Tipp 2: Informieren Sie sich im Zweifelsfall über die Isolierung

Sind die Wände im Bad oft kalt und feucht, kann hieran auch eine un­zu­reichende Isolierung schuld sein. Vor allem ältere Wohnungen bzw. Häuser sind hier­von oft be­troffen. Sollten hier Mängel vermutet werden, ist der Eigen­tümer der richtige Ansprech­partner.

Tipp 3: Denken Sie über den Tellerrand hinaus

Eine feuchte Stelle, die von einem auf den anderen Tag auf­taucht? Dann könnt es sein, dass sich das Wasser mit einem Rohr­bruch begründen lässt. Hier­bei gilt es, keine Zeit zu ver­lieren, da der Schaden hier immens sein kann und über das normale Ausmaß des Schimmels weit hinaus geht.

Tipp 4: Lüften Sie morgens und abends

Un­ab­hängig davon, ob Sie baden, duschen oder sich „nur“ die Zähne putzen: regel­mäßiges Lüften -am besten morgens und abends- sollte auf jeden Fall zum Standard ge­hören. Wichtig ist es dabei jedoch auch, auf die ent­sprechenden Außen­temperaturen Rück­sicht zu nehmen. Das be­deutet, dass nur so lange ge­lüftet werden sollte, bis kein Wasser­dampf mehr in der Luft ist. Wer hier­bei zu lange lüftet, be­günstigt die Schimmel­bildung.

Tipp 5: Heizen Sie das Badezimmer ausreichend

Viele Menschen sind leider immer noch der Meinung, ihr Bad nicht so aus­giebig heizen zu müssen wie die anderen Wohn­bereiche, da sie sich hier in der Regel kürzer auf­halten. Oft sorgt jedoch eine zu niedrige Raum­temperatur dafür, dass sich Schimmel noch rascher aus­breitet. Ideal ist ein Wert zwischen 21 und 24°C. Der Grund dafür ist, dass kalte und warme Luft unterschiedlich viel Wasser aufnehmen können. Kalte weniger und warme mehr. Sinkt die Lufttemperatur, dann kondensiert ein Teil der Luftfeuchtigkeit und bereitet den Nährboden für den Schimmel.

Tipp 6: Entfernen Sie Seifenreste sofort

Keine Frage: vor allem morgens muss das Duschen oft schnell gehen. Hier bleibt in der Regel wenig Zeit, die Dusche zu reinigen. Dennoch ist es sinn­voll, sich an­zu­ge­wöhnen, Seifen­reste sofort -vor allem im Bereich der Fugen- zu ent­fernen. Trocknen diese immer wieder an den gleichen Stellen ein, stellen sie an­sonsten einen idealen Nähr­boden für Schimmel dar.

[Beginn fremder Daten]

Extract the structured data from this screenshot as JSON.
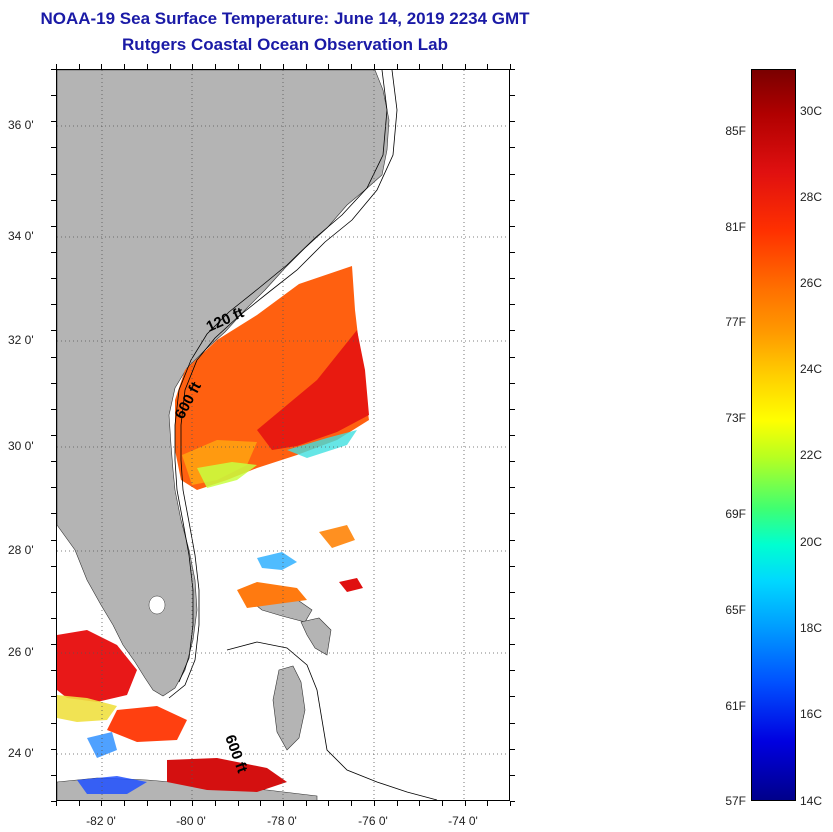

Tipp 7: Platzieren Sie Ihre Möbel nicht zu nah an der Wand

Wie bereits mehr­fach erwähnt, sollte im Bad auf eine aus­reichende Luft­zirkulation geachtet werden. Besondere Schwachstellen, an denen sich Schimmel dem­entsprechend optimal (und lange unbemerkt) entwickeln kann, ist der Bereich hinter den Möbeln. Stehen diese zu nah an der Wand und kommen weitere Faktoren, beispielsweise eine zu niedrige Raum­temperatur oder eine zu hohe Luft­feuchtig­keit, hinzu, haben die Sporen oft leichtes Spiel. Ein paar Milli­meter können hier schon den Unter­schied ausmachen. Deswegen sind die Rückwände unserer Schränke 16 mm eingerückt, um die Hinterlüftung des Schrankes zu gewährleisten, so ist die Gefahr des Schimmelwachstums deutlich reduziert. Dennoch lohnt es sich immer, beispiels­weise in regel­mäßigen Ab­ständen und beim Putzen, immer einen Kontroll­blick hinter die ent­sprechenden Möbel­stücke schweifen zu lassen, um etwaige verdächtige Flecken ausfindig machen zu können.